‘Gündüzün arayanlar olmuşsa da, her yer ve her şey gibi kapımın çıngırağı da kırık olduğu için işitemedim.
Şair Nigar Hanım
Bu Osmanlı hanımefendisinin, ardında bıraktığı yirmi defterin en son satırları olan cümledir ve bu cümle ‘benim hakkımda düşünün’ diye bağırırken, ben bunu es geçemezdim. İfade edilen şey sadece soyut ya da somut değil; anlatılmak istenen sadece hayal kırıklığı ya da pişmanlık değil çünkü bu cümlede… Bir ömür sığdırılmış. O cümlelerin yazıldığı dönemde savaşlardan, yıkımlardan dolayı her yerin kırık olduğu doğrudur. Peki ya iç dünyası? Kapının çıngırağından daha mı sağlamdı dersiniz? Hiç sanmıyorum… Herşeyi eksiksiz, sağlam ve konforlu yaşam ortamımızda biz bu kadar ‘içsel kırıklık’ yaşıyorsak; o, tuzla buz olmuştur bile olabilir.
Hayatımızı bir bütün olarak algılayamama sebeplerimiz iç dünyamızda haritalardan daha keskin sınırlar çiziyor. Zihnimde, durumu canlandırabiliyorum: ‘Geçmiş’ bir imparatorluk kurmuş, ‘Gün’ü fethetmeye çalışıyor. ‘Yetiştirilme Tarzı’ ile ‘Çağın Gereklilikleri’ birbirlerine düşman iki komşu ülke. ‘Gelecek’in koordinatları belirsiz. ‘Pişmanlık’, ‘Sevinçler Adası’nı haritadan silme peşinde! ‘Söylenmeyenler’, ‘Düşündüklerimiz’in sömürgesi altında ‘Düşünülüp de Söylenenler’ Fransız azınlığına katılmaya çalışıyorlar. Her zamanki gibi komedyenler iş başında…
Hayatımızın sonuna geldiğimiz zaman mı öğreneceğiz aslında karmaşık bir denklem olmadığını, tamamıyla bize ait olduğunu, düşündüklerimizi söyleyebilmeyi, hisler ile düşünceleri ayırmamayı?..

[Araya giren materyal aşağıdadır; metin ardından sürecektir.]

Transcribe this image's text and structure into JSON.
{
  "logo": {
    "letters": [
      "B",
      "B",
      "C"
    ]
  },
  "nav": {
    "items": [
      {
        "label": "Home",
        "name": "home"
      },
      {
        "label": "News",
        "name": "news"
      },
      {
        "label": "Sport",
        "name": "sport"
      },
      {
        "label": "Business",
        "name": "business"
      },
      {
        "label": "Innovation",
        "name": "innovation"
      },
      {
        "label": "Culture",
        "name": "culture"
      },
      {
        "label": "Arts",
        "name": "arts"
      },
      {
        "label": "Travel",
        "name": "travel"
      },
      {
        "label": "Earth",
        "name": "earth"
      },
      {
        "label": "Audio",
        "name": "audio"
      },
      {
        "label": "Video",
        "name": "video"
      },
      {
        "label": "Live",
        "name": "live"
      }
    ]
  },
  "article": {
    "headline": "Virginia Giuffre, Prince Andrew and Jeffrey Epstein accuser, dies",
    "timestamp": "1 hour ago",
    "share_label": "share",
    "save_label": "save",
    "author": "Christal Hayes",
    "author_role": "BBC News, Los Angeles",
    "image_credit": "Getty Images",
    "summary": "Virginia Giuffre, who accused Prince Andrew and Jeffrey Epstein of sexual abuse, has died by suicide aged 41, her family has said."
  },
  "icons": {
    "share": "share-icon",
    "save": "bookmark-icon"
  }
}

Sahip olduğumuz sadece bir tane hayatımız olduğu için onu farklı formlara sokup çoğaltarak kendimizi mi tatmin ediyoruz acaba? (Aa, benim her yerde bir hayatım var. Ortalama ömür 60 yıl mıydı? Hah 5 ile çarp onu. Tamam işte nerden baksan 300 yıl yaşayacağım. –Saçmalığın boyutu bu, sadece ifade etme biçimleri farklı.) Aile hayatı, okul hayatı, iş hayatı, aşk hayatı, sosyal hayat… Bunların içerisinde herhangi bir faktörün sizi olağanüstü b ir şekilde etkilediği yoktur aslında. ‘Sizi siz yapan şeyler’dir hepsi de. Ayrıca bunların herhangi birinden gelecek bir yıkımı karşılayacak olan, bir yükü sırtlanacak olan ve bir sevinçle şımaracak olan tek bir kişi var. O böldüğünüz hayatları farklı farklı yaşayacak birden çok insan yok neticede, işimizi zorlaştıran da bizden başkası değil. Farkında mıydınız, bunu bilmek sevindirici, gerçekten.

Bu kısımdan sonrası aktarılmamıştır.